Where personal property is sold on inspection and the vendee's means of knowledge are equal to the vendor's, the law does not presume an engagement by the latter that the thing sold is of the kind or species contemplated by the parties. In this case the seed sold was shown to the plaintiff before he purchased. It was in paper packages just as it had been bought by the vendor himself, and as to its quality both parties had an equal opportunity of judging. Under such circumstances the exemption of the vendor from liability is too well settled to need a prolonged citation of authorities. Judgment affirmed".

To our mind this is a much more important decision than that of some of the lower courts, from which no appeal has been taken, and which have excited so much consternation among seedsmen. Here the case was decided by a court presided over by very able judges - the Common Pleas of Philadelphia. An appeal was taken to the Supreme Court, and the decision again sustained.

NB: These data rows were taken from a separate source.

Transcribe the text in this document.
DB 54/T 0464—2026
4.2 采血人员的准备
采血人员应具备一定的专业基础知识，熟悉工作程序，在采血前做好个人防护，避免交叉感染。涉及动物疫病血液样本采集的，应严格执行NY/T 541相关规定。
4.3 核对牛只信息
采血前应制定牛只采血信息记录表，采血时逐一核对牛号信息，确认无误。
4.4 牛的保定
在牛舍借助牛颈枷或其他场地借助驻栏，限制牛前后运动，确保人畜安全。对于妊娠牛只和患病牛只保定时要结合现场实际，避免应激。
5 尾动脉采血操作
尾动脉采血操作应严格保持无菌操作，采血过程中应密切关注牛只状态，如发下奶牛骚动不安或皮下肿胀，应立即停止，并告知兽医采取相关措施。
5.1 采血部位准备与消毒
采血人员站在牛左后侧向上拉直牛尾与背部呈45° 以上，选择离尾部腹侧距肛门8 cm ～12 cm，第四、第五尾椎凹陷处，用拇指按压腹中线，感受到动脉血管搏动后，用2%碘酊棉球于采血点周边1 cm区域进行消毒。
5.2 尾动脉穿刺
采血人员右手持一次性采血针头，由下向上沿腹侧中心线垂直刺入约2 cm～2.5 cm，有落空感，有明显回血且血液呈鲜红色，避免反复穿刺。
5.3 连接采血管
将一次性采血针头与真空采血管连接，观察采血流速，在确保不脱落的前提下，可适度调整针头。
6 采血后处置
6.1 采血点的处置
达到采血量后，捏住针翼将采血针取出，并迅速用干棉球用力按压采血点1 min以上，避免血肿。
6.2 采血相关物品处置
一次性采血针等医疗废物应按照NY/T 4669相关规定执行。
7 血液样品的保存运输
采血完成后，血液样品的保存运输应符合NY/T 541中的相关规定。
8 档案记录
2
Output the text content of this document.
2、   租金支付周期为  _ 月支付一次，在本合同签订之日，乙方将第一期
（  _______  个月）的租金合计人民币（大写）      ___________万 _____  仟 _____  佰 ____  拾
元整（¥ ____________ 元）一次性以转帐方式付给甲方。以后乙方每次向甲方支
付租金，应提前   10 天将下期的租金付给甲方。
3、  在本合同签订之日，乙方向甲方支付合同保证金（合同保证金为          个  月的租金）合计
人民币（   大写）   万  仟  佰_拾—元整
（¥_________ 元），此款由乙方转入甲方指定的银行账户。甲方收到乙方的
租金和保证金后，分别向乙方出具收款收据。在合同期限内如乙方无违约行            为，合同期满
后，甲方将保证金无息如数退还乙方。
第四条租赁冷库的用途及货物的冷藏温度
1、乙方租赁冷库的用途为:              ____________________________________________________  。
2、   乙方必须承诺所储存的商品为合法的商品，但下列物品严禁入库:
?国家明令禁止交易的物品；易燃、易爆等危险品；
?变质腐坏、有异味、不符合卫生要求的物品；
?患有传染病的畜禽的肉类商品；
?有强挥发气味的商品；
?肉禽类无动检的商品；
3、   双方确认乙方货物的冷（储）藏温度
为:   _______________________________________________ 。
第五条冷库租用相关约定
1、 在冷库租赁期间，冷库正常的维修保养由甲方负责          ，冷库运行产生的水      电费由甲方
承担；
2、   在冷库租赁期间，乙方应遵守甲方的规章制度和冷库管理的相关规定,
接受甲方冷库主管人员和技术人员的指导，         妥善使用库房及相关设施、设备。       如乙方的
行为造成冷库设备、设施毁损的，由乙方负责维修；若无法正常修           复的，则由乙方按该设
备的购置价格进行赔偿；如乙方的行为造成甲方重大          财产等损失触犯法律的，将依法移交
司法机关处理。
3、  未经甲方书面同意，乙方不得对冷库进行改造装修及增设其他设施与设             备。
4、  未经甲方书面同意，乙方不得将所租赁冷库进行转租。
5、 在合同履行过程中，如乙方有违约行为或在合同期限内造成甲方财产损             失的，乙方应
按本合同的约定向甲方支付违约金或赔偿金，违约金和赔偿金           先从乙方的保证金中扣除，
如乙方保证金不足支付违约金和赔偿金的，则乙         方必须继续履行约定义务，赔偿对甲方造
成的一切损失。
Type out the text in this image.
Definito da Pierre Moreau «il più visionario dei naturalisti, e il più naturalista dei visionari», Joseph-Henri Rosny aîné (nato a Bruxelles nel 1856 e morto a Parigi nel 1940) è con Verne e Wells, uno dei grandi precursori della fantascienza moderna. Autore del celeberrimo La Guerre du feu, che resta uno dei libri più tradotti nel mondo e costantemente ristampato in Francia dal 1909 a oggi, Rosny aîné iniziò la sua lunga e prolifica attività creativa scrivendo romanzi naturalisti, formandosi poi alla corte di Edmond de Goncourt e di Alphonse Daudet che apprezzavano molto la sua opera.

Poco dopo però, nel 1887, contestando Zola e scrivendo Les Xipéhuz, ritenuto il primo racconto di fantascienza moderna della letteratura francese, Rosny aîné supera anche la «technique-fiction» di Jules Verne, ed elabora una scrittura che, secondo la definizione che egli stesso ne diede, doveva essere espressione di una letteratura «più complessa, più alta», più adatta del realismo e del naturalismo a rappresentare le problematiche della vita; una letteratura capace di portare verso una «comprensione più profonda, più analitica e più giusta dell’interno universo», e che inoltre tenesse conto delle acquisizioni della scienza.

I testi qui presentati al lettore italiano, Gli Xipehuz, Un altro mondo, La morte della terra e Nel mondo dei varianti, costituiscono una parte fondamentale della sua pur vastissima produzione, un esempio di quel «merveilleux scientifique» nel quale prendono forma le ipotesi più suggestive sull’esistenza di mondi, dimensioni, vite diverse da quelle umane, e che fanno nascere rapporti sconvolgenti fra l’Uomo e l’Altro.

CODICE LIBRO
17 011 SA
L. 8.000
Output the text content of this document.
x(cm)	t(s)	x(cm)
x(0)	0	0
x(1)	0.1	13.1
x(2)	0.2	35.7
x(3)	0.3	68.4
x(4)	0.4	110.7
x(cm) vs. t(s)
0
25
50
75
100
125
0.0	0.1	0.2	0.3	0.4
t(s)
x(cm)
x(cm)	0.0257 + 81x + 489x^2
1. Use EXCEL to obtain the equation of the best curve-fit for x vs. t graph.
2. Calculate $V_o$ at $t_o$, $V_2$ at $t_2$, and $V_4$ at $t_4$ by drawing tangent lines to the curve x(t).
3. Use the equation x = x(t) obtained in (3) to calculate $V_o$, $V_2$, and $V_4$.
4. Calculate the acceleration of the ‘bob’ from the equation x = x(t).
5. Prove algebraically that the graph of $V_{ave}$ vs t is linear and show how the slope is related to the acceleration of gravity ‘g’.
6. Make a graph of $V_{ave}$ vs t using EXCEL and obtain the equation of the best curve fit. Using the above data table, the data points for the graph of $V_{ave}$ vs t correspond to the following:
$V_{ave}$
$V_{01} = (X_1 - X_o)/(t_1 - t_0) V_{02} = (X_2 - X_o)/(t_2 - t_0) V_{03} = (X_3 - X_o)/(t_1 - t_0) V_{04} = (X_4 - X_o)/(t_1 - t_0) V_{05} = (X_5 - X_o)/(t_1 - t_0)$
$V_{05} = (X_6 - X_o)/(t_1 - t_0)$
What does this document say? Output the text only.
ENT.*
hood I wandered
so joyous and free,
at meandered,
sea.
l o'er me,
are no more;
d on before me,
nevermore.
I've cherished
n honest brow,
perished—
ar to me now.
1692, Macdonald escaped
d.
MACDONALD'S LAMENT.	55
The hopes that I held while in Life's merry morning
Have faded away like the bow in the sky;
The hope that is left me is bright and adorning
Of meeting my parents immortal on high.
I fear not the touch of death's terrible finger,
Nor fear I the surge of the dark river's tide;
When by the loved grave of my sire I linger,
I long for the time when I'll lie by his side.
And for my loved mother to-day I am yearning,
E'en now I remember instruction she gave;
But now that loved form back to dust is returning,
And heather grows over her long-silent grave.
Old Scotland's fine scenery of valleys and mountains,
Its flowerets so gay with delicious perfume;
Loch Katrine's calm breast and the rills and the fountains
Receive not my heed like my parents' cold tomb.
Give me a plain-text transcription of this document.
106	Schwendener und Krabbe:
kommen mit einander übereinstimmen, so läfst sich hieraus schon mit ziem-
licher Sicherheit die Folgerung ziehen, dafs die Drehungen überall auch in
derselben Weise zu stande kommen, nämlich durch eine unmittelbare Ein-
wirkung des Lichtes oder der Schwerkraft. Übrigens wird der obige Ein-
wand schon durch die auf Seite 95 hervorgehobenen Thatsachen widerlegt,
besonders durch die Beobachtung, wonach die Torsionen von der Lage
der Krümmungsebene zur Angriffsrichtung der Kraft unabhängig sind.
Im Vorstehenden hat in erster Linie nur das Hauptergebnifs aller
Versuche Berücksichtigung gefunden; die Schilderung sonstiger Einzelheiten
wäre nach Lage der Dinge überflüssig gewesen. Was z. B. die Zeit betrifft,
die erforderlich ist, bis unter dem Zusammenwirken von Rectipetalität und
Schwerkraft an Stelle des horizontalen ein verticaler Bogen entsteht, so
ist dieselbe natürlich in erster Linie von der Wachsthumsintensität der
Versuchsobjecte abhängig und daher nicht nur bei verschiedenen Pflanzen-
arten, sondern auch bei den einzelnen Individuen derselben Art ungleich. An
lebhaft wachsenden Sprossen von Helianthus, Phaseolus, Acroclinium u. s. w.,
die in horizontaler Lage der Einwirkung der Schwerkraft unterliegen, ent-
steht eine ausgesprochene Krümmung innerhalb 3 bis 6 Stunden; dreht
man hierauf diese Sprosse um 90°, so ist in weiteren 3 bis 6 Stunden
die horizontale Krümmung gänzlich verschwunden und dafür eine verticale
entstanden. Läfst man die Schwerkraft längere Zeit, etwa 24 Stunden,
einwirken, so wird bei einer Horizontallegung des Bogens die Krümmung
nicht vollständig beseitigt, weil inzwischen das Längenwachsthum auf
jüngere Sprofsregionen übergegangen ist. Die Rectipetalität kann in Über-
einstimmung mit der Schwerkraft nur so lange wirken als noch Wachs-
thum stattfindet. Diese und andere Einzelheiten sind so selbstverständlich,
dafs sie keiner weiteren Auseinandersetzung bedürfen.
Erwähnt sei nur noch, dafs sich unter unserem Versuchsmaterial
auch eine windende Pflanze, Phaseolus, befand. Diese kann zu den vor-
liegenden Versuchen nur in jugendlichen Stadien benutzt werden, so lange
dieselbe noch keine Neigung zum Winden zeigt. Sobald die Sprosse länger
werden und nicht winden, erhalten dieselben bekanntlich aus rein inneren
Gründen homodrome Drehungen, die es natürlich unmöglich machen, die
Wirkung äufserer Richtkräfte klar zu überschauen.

The judges must be answerable for the law. Common sense will endorse it. Any one can tell for himself whether a seed is good or not by cutting a few open. If good it has a whitish or natural look; if bad a brownish or unnatural one. If the seed be small a fifty-cent pocket lens will tell it for him; and for any judge to decide that one who sells a ten-cent package of seed should have to pay hundreds of dollars in "consequential damages," because a man sowed bad seeds which he might have known for himself were bad, is too absurd for contemplation. The funny papers tell us that when Henry Ward Beecher first went to farming, he planted pieces of dried apples in order to raise that particular kind. It is a pity that the joker did not wait longer for another idea from some modern judge and make Mr. Beecher sue the grocer who sold the dried apples, (or damages because they did not come up!